Further complicating matters, just around 1 percent of the galaxy’s total star mass is found in the stellar halo, which has turned out to be rather diffuse. But over time, astronomers have been able to distinguish thousands of stars that make up this halo from other Milky Way stars thanks to differences in their chemical composition, distances from one another, and motions across the sky.


Analysis of the Study

These investigations have shown astronomers that the distribution of halo stars is not uniform. Since then, the objective has been to investigate the spatial patterns of star over-densities, which manifest as bunches and streams, to determine the true origins of the stellar halo. The stellar halo was formed when a lone dwarf galaxy collided 7-10 billion years ago with our far-larger galaxy. The departed dwarf galaxy is amusingly known as Gaia-Sausage-Enceladus (GSE). This provides a more detailed account of how GSE and the Milky Way interacted long ago.

The triaxial ellipsoid, or football shape, is a result of two-star clusters that have been observed in the stellar halo. The pileups supposedly developed when GSE completed two orbits around the Milky Way.
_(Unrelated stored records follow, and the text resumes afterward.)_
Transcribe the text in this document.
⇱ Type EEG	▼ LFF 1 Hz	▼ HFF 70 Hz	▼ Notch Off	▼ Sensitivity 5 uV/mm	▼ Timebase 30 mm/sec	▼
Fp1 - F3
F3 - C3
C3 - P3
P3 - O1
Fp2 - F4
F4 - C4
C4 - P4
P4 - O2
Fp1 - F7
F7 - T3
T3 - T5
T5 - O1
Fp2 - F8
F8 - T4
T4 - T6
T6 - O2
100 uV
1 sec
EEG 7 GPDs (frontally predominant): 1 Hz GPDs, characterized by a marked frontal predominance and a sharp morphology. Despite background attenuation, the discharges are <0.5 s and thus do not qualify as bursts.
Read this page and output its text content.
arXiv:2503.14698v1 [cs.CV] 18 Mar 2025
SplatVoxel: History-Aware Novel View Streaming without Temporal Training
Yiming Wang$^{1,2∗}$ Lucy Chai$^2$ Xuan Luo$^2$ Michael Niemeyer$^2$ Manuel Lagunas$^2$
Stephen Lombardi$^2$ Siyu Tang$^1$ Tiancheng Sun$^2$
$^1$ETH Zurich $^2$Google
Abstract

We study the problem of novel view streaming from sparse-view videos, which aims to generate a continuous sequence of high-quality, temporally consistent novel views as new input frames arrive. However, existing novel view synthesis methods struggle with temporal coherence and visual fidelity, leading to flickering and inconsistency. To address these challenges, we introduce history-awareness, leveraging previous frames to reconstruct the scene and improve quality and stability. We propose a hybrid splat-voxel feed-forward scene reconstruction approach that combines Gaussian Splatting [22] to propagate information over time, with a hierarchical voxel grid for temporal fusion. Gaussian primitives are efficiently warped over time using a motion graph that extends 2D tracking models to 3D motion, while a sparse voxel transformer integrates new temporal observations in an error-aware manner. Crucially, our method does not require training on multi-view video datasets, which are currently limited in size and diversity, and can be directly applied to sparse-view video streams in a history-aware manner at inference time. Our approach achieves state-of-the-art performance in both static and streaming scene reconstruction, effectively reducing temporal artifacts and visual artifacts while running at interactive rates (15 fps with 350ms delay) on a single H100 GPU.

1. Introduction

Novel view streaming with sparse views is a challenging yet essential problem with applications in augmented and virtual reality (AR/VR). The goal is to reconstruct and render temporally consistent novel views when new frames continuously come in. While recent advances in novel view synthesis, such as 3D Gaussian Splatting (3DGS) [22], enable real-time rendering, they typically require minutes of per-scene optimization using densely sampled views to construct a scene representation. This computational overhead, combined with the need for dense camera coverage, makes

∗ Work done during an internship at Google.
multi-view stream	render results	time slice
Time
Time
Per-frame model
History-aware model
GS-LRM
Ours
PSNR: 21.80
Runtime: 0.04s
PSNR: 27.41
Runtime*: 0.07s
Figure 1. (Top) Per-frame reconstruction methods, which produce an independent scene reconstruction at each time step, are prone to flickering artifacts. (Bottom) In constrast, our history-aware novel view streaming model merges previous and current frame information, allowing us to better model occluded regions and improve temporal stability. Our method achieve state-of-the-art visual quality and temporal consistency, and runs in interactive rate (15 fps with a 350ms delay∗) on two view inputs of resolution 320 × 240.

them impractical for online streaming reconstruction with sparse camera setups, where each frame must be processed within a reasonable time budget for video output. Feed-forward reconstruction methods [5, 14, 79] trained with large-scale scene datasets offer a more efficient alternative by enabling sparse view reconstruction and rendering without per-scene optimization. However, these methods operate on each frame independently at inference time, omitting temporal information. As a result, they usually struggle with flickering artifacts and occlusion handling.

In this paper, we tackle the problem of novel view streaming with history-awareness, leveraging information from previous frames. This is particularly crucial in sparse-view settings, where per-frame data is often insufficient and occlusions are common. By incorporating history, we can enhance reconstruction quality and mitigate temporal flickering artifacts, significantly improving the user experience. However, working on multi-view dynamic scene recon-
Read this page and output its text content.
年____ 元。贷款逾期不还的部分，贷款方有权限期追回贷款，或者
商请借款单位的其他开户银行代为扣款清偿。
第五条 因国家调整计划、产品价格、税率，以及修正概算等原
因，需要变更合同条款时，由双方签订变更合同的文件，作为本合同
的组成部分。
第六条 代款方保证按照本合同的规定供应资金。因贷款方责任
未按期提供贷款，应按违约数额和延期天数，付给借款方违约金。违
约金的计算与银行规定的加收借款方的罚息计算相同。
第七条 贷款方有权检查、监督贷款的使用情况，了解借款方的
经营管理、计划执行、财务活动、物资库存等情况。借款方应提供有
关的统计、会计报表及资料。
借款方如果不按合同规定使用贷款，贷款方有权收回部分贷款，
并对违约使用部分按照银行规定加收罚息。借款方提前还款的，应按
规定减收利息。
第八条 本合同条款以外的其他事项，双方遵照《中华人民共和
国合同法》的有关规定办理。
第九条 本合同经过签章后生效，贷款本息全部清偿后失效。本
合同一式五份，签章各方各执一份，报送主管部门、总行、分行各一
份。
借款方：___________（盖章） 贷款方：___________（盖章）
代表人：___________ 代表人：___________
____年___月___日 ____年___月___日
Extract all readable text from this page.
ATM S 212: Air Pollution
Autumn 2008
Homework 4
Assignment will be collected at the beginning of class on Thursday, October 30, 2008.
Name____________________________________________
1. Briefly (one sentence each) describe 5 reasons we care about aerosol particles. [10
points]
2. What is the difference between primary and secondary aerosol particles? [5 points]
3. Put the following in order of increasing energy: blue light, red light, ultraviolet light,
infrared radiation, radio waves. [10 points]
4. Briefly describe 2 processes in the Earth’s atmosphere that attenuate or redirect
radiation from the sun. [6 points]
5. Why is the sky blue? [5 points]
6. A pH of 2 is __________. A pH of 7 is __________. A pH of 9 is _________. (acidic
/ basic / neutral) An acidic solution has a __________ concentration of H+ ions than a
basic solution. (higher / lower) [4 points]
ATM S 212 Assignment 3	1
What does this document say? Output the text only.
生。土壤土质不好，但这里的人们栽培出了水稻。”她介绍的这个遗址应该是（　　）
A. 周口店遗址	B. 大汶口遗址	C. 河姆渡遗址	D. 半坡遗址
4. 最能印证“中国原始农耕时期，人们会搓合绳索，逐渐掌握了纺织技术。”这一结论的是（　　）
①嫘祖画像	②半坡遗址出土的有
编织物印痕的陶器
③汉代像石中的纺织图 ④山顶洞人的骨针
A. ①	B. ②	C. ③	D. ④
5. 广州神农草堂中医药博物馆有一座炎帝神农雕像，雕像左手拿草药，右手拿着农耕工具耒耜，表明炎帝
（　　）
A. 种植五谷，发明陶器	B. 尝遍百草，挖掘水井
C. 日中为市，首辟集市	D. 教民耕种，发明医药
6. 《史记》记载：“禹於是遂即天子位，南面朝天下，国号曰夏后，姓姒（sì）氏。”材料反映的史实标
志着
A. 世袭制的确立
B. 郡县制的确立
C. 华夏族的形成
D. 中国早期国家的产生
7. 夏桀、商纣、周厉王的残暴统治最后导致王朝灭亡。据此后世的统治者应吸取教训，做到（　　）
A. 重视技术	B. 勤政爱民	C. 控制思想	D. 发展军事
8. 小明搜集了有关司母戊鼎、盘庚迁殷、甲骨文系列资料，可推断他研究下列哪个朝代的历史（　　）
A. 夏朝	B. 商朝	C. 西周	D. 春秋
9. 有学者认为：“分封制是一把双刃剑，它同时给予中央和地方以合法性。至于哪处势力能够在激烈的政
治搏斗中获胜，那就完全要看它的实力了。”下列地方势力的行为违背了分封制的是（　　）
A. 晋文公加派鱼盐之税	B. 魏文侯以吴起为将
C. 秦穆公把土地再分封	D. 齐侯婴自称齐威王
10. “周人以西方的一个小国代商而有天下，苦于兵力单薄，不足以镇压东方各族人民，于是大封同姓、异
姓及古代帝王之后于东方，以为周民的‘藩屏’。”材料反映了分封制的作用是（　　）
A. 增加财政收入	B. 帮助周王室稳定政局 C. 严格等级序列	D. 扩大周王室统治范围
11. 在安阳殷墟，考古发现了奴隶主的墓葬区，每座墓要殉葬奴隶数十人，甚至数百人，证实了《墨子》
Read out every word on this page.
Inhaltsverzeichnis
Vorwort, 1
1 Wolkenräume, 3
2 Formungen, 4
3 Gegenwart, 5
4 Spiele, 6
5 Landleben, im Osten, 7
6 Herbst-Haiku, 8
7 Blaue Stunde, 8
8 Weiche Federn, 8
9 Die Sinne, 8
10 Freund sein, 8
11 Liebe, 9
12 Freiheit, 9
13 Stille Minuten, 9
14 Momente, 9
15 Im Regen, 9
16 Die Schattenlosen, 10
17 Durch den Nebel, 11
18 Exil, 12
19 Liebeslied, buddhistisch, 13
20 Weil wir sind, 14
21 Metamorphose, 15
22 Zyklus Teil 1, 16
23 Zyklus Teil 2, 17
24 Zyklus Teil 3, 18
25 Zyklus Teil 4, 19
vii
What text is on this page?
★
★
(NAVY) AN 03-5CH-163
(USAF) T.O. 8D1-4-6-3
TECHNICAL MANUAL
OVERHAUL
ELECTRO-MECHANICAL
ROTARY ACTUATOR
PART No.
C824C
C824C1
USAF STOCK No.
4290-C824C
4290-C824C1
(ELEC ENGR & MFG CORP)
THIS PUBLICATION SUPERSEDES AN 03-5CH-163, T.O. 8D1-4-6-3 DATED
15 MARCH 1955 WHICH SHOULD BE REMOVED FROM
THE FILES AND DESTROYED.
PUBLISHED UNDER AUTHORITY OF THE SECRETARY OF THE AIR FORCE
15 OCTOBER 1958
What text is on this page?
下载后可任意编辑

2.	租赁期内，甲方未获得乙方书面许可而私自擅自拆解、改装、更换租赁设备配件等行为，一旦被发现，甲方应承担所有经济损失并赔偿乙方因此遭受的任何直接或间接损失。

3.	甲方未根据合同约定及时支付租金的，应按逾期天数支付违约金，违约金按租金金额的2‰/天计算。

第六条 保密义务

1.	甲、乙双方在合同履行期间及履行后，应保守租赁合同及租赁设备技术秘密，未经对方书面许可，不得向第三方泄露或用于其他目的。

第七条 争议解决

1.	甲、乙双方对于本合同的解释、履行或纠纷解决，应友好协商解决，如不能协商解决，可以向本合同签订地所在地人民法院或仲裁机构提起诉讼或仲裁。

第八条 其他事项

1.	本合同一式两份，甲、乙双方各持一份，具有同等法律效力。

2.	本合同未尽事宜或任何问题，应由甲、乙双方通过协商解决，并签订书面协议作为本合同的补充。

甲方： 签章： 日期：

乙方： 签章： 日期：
The heavier Milky Way served as the dwarf galaxy’s stronger gravitational attractor, and throughout these orbits, GSE would have slowed down twice at these locations, known as the apocenters. These pauses caused additional star loss from GSE. In the meantime, the tilt of the star halo suggests that GSE didn’t approach the Milky Way straight on, but rather at an incidence angle.

According to the study’s co-author  Charlie  Conroy, the stellar halo’s tilt and star distribution provide compelling evidence that our galaxy collided with a smaller galaxy 7–10 billion years ago. The tilted stellar halo strongly suggests that the underlying dark matter halo is similarly inclined. The discovery of the stellar halo’s most plausible configuration stands to move many astrophysical investigations forward while filling in basic details about our place in the universe.

This study was published in the journal The Astronomical Journal.